Taking Virat Kohli as an example, we can chart the difference between his actual score at different stages in his innings and the expected runs. The expected runs here account for the innings phase, wickets lost, and the ramping strike rate. The graph shows that Kohli begins his knocks at a slightly above-average rate: he is at 0.06 runs more than average at ten balls, given the situations he bats in. Subsequently, he slows down to settle in - he is 2.4 runs less than expectation at the 30-ball mark. By the time he has faced 50 balls, he is closer to the average runs scored at 50 balls (0.7 runs behind). In other words, if he gets out between ten and 50 balls, he has lost his team runs compared to the average batter in the same situations.
While Kohli's innings progression is relatively close to the average line, Andre Russell and Liam Livingstone stay well above par throughout their innings. Russell is already 3.3 runs over average by the time he faces ten balls, a difference that grows the deeper he bats - which means his scoring rate keeps getting better throughout his knocks. Livingstone is similar, although less extreme.

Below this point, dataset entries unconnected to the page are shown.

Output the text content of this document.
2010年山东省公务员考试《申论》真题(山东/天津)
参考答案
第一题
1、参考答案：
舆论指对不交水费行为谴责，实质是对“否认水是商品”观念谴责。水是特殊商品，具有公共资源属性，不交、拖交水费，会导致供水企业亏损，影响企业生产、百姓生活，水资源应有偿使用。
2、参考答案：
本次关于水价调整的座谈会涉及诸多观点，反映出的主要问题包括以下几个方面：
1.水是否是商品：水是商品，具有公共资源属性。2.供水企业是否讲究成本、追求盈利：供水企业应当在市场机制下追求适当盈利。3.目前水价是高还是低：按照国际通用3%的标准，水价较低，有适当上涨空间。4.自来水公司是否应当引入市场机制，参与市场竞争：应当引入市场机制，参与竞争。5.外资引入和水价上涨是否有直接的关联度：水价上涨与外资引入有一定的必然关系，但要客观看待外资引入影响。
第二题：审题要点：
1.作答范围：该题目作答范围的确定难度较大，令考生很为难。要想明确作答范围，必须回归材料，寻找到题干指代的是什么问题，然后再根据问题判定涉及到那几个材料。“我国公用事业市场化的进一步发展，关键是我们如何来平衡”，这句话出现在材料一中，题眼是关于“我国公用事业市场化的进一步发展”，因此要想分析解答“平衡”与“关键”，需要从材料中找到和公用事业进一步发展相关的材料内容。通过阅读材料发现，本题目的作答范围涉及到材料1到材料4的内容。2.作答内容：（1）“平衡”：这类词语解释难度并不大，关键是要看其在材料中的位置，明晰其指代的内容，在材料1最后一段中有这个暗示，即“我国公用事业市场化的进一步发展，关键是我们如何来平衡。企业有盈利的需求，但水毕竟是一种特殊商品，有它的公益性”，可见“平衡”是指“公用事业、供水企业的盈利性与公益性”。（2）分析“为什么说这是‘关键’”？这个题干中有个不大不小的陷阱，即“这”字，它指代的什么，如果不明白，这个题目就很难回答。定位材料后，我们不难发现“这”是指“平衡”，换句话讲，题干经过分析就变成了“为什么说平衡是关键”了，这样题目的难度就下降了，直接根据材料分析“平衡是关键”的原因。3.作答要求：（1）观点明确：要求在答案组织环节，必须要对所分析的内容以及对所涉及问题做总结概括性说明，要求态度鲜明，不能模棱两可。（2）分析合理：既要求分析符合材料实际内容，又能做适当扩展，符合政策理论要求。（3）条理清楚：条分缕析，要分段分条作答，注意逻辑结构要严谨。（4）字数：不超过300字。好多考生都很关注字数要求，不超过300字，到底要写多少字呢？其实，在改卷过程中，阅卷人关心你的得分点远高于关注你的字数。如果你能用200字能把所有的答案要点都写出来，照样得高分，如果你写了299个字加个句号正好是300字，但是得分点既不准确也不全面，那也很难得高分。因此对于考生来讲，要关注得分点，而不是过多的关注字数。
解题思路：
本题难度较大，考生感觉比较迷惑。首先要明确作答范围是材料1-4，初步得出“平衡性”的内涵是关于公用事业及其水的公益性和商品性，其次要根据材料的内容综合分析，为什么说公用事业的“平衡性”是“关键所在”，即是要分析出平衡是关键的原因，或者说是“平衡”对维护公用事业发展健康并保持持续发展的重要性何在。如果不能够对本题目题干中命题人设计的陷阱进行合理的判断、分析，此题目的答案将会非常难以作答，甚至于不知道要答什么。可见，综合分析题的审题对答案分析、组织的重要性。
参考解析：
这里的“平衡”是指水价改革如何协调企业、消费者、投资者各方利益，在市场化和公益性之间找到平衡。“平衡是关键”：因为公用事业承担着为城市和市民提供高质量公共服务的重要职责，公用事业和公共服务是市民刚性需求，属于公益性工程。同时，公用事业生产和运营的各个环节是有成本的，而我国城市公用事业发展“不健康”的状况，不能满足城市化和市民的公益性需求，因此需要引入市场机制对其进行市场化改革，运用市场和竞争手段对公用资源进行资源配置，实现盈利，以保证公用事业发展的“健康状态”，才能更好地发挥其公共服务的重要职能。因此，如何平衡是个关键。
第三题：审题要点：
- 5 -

At the other end of the spectrum, Kane Williamson, Ajinkya Rahane and Babar Azam not only start slowly, they keep losing their team more runs the deeper they bat. Remember that the arrival of a new batter also loses a team runs, so one can argue that these batters are preventing that loss by staying set. However, as we have seen above, being "more set" does not necessarily translate to better hitting results, and the dismissal rate while trying to hit is also unaffected by how set a batter is. Considering this, classical batters who occupy the crease are sunk cost for teams. By the time they bat 40 balls, they are already five to six runs behind, and their time at the crease confers no advantage in terms of survival or hitting, which means new batters are likely to come in and lose more runs regardless.
Yet we see top-order batters preserve their wickets in T20s, often beyond the optimal duration in the middle. The logic of remaining at the crease is twofold: firstly, batters believe that being set means they can hit better. We have already seen that this might not be true - spending time at the crease past ten to 15 balls does not necessarily translate to better hitting ability or greater chances of survival later in the innings. The second reason behind wicket preservation is that it stems the drop in the scoring rate in the event of a new batter coming in; this part is indeed true.
How fast does a batter have to score in a given situation to justify staying at the crease just to prevent this fall in scoring rate while his replacement settles in? The predicted first-ten-ball strike-rates in each situation tell us how fast a new batter would score if a wicket were lost at that point. The batter who is choosing to stay in must go faster than this to justify staying in. The ramping strike rate table earlier in the piece shows the first-ten-ball strike rates for a new batter at the fall of each wicket in different phases of the game. For instance, the batter coming in at one-down in the 12-16 over phase has a strike rate of 128.6 in his first ten balls - the batter preserving his wicket must score faster. These are averaged numbers, but they establish rough guidelines for the balance between wicket preservation and scoring rate.